WOW!
Thank you everyone for all of your votes, the results have been very interesting to say the least.
What was supposed to be a very simple experiment has actually opened my eyes to some very interesting findings. I’ve learned that most of us (myself included) think of ‘metabolism‘ using a number of assumptions, which may, or may not, be correct.
The first assumption is that a faster metabolism is a better metabolism. Interestingly, outside of fitness dogma there is no real evidence to suggest that a higher metabolism is a healthier metabolism. In fact, there is research to suggest (but not prove) that there is a correlation between an elevated Basal Metabolic Rate and mortality. However, I doubt there’s any relation at this level, which leads to point two…
As some of you rightfully pointed out, we have very little concept of the magnitude of difference required to truly consider a metabolic rate, high or low. The two examples I gave had *roughly* a 200 calorie difference over 24 hours. Some people made the assumption that a 200 calorie difference is ‘next to nothing’ while other made the assumption that this number was large and significant.
You’ll notice that I said (or typed) *roughly* in the paragraph above. I did this because our standard 4 calories per gram of Carbohydrate, 4 calories per gram of protein and 9 Calories per gram of fat are actually just estimates. Not only this but they are estimates for the calorie content of the Carbs, Fats and proteins in our foods, not our bodies (so they take into account digestion ‘losses’). And within our bodies there is actually a fair amount of variation of how many calories (energy) a gram of each can provide, especially in the protein – depending on the amino acid make up this number can very greatly.
The other assumption we tended to make was that a higher oxidation rate of protein was ‘bad’. True, on the surface it seems to scream ‘muscle loss’, but in reality it COULD be a higher rate of protein turnover that includes a better rate of breaking down damaged proteins in the body and replacing them with new ‘undamaged’ proteins….in this light a higher protein turnover could be a good thing…quicker recover and even better, more durable muscle building…Healthier organs..we just don’t know..after all – It could also mean muscle loss or even a disease state.
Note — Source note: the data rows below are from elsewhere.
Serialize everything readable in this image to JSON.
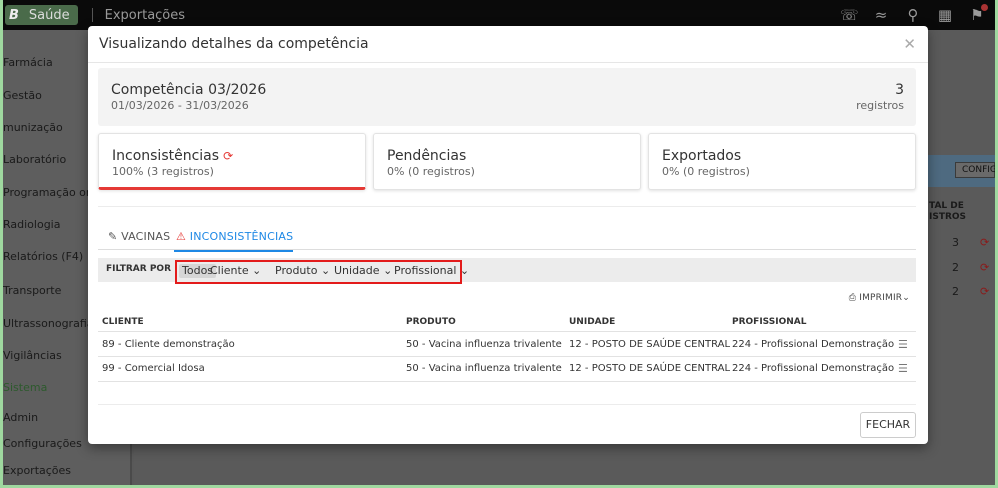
{
  "topbar": {
    "logo": "B",
    "app_name": "Saúde",
    "page_title": "Exportações",
    "icons": [
      "headset-icon",
      "wifi-icon",
      "search-icon",
      "grid-icon",
      "notifications-icon"
    ]
  },
  "sidebar": {
    "items": [
      "Farmácia",
      "Gestão",
      "munização",
      "Laboratório",
      "Programação orç",
      "Radiologia",
      "Relatórios (F4)",
      "Transporte",
      "Ultrassonografia",
      "Vigilâncias",
      "Sistema",
      "Admin",
      "Configurações",
      "Exportações"
    ]
  },
  "background": {
    "config_button": "CONFIG",
    "total_header_line1": "TAL DE",
    "total_header_line2": "ISTROS",
    "totals": [
      "3",
      "2",
      "2"
    ]
  },
  "modal": {
    "title": "Visualizando detalhes da competência",
    "close_symbol": "✕",
    "competencia": {
      "title": "Competência 03/2026",
      "range": "01/03/2026 - 31/03/2026",
      "count": "3",
      "count_label": "registros"
    },
    "cards": [
      {
        "title": "Inconsistências",
        "sub": "100% (3 registros)"
      },
      {
        "title": "Pendências",
        "sub": "0% (0 registros)"
      },
      {
        "title": "Exportados",
        "sub": "0% (0 registros)"
      }
    ],
    "tabs": {
      "vacinas": "VACINAS",
      "inconsistencias": "INCONSISTÊNCIAS"
    },
    "filter": {
      "label": "FILTRAR POR",
      "options": [
        "Todos",
        "Cliente",
        "Produto",
        "Unidade",
        "Profissional"
      ]
    },
    "print_label": "IMPRIMIR",
    "table": {
      "headers": [
        "CLIENTE",
        "PRODUTO",
        "UNIDADE",
        "PROFISSIONAL"
      ],
      "rows": [
        [
          "89 - Cliente demonstração",
          "50 - Vacina influenza trivalente",
          "12 - POSTO DE SAÚDE CENTRAL",
          "224 - Profissional Demonstração"
        ],
        [
          "99 - Comercial Idosa",
          "50 - Vacina influenza trivalente",
          "12 - POSTO DE SAÚDE CENTRAL",
          "224 - Profissional Demonstração"
        ]
      ]
    },
    "close_button": "FECHAR"
  },
  "colors": {
    "accent_blue": "#1e88e5",
    "alert_red": "#e53935",
    "highlight_box": "#e31b1b"
  }
}
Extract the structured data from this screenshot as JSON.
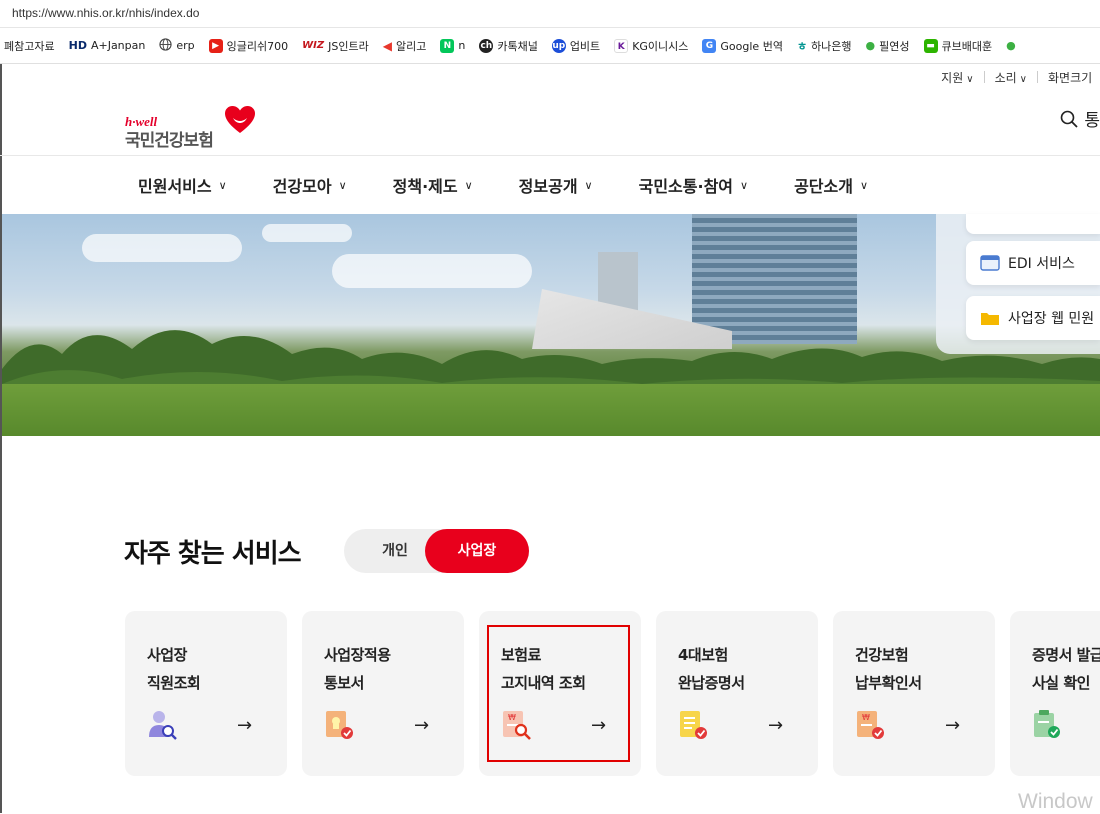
{
  "browser": {
    "url": "https://www.nhis.or.kr/nhis/index.do"
  },
  "bookmarks": [
    {
      "label": "폐참고자료",
      "icon": "folder-icon",
      "color": ""
    },
    {
      "label": "A+Janpan",
      "icon": "hd-icon",
      "color": "#0a2a6b"
    },
    {
      "label": "erp",
      "icon": "globe-icon",
      "color": "#555555"
    },
    {
      "label": "잉글리쉬700",
      "icon": "youtube-icon",
      "color": "#e62117"
    },
    {
      "label": "JS인트라",
      "icon": "wiz-icon",
      "color": "#c4161c"
    },
    {
      "label": "알리고",
      "icon": "aligo-icon",
      "color": "#e8372c"
    },
    {
      "label": "n",
      "icon": "naver-icon",
      "color": "#03c75a"
    },
    {
      "label": "카톡채널",
      "icon": "kakao-channel-icon",
      "color": "#222222"
    },
    {
      "label": "업비트",
      "icon": "upbit-icon",
      "color": "#1c4ed8"
    },
    {
      "label": "KG이니시스",
      "icon": "kg-icon",
      "color": "#6a1b9a"
    },
    {
      "label": "Google 번역",
      "icon": "google-translate-icon",
      "color": "#4285f4"
    },
    {
      "label": "하나은행",
      "icon": "hana-icon",
      "color": "#009490"
    },
    {
      "label": "필연성",
      "icon": "leaf-icon",
      "color": "#3cb043"
    },
    {
      "label": "큐브배대훈",
      "icon": "chat-icon",
      "color": "#2db400"
    }
  ],
  "utility": {
    "support": "지원",
    "sound": "소리",
    "screen": "화면크기"
  },
  "logo": {
    "tagline": "h·well",
    "name": "국민건강보험"
  },
  "header": {
    "search_label": "통"
  },
  "nav": [
    {
      "label": "민원서비스"
    },
    {
      "label": "건강모아"
    },
    {
      "label": "정책·제도"
    },
    {
      "label": "정보공개"
    },
    {
      "label": "국민소통·참여"
    },
    {
      "label": "공단소개"
    }
  ],
  "side_links": [
    {
      "label": "EDI 서비스",
      "icon": "edi-monitor-icon"
    },
    {
      "label": "사업장 웹 민원",
      "icon": "folder-icon"
    }
  ],
  "services": {
    "title": "자주 찾는 서비스",
    "toggle": {
      "personal": "개인",
      "business": "사업장",
      "active": "사업장"
    },
    "cards": [
      {
        "title": "사업장\n직원조회",
        "icon": "employee-search-icon",
        "highlighted": false
      },
      {
        "title": "사업장적용\n통보서",
        "icon": "certificate-check-icon",
        "highlighted": false
      },
      {
        "title": "보험료\n고지내역 조회",
        "icon": "notice-search-icon",
        "highlighted": true
      },
      {
        "title": "4대보험\n완납증명서",
        "icon": "document-check-icon",
        "highlighted": false
      },
      {
        "title": "건강보험\n납부확인서",
        "icon": "payment-check-icon",
        "highlighted": false
      },
      {
        "title": "증명서 발급\n사실 확인",
        "icon": "clipboard-check-icon",
        "highlighted": false
      }
    ],
    "arrow": "→"
  },
  "os": {
    "watermark": "Window"
  }
}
I’ll admit that when I posted the question I really didn’t have a preconceived answer to which one was ‘best’. One obviously burned slightly more calories, while the other slightly more fat.
As was rightfully pointed out the differences were small enough to probably be inconsequential.
In fact, both are realistic fluctuations in metabolic rate that you would go through depending on time of day, what you ate, fasted versus not fasted etc.
One of the important lessons from all of this is that regardless of which metabolic rate you ‘had’ in the scenario, the answer to ‘how would I lose weight?’ would be the same – eat less.
In general – The point I was hoping to make is that we spend far too much time worrying about our metabolism.
Yes, if the difference was 200 calories, and you calculated that out over a year it would be a 70,000 calorie difference, and while 70,000 sounds really impressive the question is – does it really matter? The same question can be asked about the 0.3 grams difference in fat oxidation. Yes, if calculated over a year and assumed to be ALL body fat it equates to around 6 pounds of Fat…but does this matter?
In fact, it seems from all of this that what really matters is the calories we put IN to our bodies.
Yes, metabolic rate stuff is sexy, and most arm-chair physiologists think they have it all figured out…even though most of what we know are generalized estimates based on populations, but the truth is…metabolic rate is a big vague grey area. All those metabolic equations that we use to predict our metabolic rates are actually mediocre at best in there estimates. They are useful for predicting the average metabolic rate of a group of people with similar characteristics, but not the metabolic rate of an individual. Simply put, You do NOT know how many calories you burn – neither do I.
Even if you spent 24 hours in a respiratory chamber, or did a test with doubly labeled water..it only tells you the amount of calories you burned during the test. The test might last 2 hours or several days – it doesn’t really matter.
Yes, we have some great ball part numbers – but that’s all they are…ball park
So suggesting that we can measure a 0.3 gram difference in fat oxidation, and that this difference would survive over hours to days is a mistake (one that I suggested in my last blog post – so my fault, not yours), so is assuming that a 10% decrease or increase in your metabolic rate is a good or bad thing.
We really don’t know.
Which is why the answer to our weight loss issues becomes “eat less”, and “eat the amount that allows you to lose weight”… not the amount the online calculator says you should eat, not the amount your friend ate to lose weight, not the amount that ‘sounds right’.
The biggest mistake we have been making is ‘setting’ an amount of calories we THINK we should be eating for weight loss. Then when that amount doesn’t work, instead of accepting that our assumed number could be wrong, we immediately move to thinking that WE are somehow broken, damaged or wrong.
Chances are there’s nothing wrong with your metabolism, just the assumptions and estimates that people constantly push on you.